Trotzdem gibt es Momente, in denen das von außen betrachtet nicht so aussieht. Am Montagmorgen kommt das NBG wieder zusammen. Für mittags steht ein Besuch von Bundesumweltministerin Barbara Hendricks an. Vorher wird festgelegt, wer welches Anliegen und welche Fragen ansprechen soll. Auch die Bürgervertreter sollen zu Wort kommen, etwas zum Selbstverständnis des Gremiums sagen und betonen, dass ihnen die Zusammenarbeit mit dem Beratungsnetzwerk wichtig ist. „Vielleicht fangen Sie an“, sagt Töpfer und deutet auf Bettina Gaebel. „Und Sie setzen das dann fort?“ Er deutet auf Hendrik Lambrecht. Auf Jorina, die wie gestern schon still zu seiner Linken sitzt, deutet er nicht. Ihr Redebeitrag beim Besuch der Ministerin beschränkt sich darum auf die Vorstellungsrunde.
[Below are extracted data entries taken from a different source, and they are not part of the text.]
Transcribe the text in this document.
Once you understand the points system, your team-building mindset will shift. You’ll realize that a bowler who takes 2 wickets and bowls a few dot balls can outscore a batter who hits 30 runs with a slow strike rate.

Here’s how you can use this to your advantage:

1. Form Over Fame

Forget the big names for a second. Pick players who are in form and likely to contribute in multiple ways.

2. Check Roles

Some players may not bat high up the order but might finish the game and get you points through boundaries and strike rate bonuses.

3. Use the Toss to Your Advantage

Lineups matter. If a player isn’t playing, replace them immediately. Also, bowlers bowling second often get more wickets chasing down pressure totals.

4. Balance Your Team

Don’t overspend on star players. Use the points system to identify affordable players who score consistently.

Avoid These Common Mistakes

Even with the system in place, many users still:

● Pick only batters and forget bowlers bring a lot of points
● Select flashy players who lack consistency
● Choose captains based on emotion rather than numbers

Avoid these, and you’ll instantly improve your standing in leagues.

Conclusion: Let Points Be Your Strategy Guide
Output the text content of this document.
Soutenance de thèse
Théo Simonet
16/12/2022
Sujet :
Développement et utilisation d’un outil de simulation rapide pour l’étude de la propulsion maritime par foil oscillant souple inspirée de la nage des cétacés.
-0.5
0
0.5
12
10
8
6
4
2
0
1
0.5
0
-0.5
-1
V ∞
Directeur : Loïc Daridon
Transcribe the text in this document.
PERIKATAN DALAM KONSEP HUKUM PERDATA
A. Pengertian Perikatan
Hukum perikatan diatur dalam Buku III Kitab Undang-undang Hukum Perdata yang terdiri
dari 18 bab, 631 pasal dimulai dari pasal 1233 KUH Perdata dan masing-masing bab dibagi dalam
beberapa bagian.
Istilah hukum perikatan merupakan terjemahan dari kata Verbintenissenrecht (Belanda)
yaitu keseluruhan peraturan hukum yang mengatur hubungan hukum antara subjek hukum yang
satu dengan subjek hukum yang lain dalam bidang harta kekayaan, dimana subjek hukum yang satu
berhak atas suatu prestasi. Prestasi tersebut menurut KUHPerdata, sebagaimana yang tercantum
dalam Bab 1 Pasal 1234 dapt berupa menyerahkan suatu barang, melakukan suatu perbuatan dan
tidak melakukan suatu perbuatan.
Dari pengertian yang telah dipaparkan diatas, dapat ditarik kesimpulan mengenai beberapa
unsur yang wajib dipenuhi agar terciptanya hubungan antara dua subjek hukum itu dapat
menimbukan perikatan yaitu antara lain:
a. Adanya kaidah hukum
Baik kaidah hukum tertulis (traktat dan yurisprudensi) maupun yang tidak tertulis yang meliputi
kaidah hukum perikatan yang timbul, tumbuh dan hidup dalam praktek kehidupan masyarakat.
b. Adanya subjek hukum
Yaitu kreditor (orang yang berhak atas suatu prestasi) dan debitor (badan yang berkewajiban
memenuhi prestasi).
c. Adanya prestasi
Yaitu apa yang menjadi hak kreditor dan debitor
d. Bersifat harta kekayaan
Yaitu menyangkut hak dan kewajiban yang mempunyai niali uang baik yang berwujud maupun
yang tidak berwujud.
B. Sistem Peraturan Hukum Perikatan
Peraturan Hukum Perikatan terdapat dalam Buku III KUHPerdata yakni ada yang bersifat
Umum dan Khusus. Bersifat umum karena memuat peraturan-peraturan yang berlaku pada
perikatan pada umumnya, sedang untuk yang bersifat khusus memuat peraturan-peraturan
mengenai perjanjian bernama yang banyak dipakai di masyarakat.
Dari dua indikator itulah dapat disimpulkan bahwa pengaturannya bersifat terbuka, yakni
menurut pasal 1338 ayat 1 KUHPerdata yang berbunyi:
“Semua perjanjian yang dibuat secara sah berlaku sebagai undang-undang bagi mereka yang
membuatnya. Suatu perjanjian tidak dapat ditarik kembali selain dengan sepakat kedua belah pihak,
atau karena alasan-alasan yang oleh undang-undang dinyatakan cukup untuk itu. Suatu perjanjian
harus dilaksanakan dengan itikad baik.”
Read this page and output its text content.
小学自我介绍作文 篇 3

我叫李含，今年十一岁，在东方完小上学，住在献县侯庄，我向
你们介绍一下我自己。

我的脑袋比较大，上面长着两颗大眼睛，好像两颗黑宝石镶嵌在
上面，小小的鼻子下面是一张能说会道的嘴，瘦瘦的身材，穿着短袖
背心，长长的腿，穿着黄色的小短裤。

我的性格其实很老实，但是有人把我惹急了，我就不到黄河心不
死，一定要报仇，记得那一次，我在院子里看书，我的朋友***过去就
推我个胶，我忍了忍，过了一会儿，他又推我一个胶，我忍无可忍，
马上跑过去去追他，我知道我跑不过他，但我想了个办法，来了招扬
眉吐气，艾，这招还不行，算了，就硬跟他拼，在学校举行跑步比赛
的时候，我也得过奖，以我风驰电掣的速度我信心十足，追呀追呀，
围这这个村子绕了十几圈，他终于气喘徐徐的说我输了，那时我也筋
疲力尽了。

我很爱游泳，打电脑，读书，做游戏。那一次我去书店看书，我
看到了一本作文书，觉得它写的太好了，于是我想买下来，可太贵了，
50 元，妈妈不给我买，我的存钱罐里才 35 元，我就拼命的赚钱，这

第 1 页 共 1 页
Es wäre berechtigt gewesen, wenn sie sich übergangen gefühlt und gesagt hätte: „Ich möchte gerne mitreden.“ Stattdessen sagt sie im Nachhinein diplomatisch: „Mir ist es persönlich nicht wichtig, wer zuvor erarbeitete Ergebnisse vorträgt. Dabei muss ich mich nicht in den Vordergrund drängen.“ Auch das kann man ihr natürlich nicht vorwerfen. Ihre Überzeugung, hier keinen persönlichen Kampf für Mitbestimmung zu führen, sondern die Bürger vertreten zu wollen. Das wird deutlich, als sie einen Ausblick wagt, obwohl die Endlager-Suche in ihrer Amtszeit vielleicht gar nicht beendet wird: „Wenn potentielle Standorte feststehen, wird die Diskussion sicherlich deutlich emotionaler werden“, sagt sie und meint den Widerstand, der unter den Anwohnern dann ganz sicher laut wird. „Und da werden wir natürlich besonders gefragt sein.“

Dieser Text erschien erstmals am 20.9.2017  - und wurde am 28.9.2020 entsprechend aktualisiert.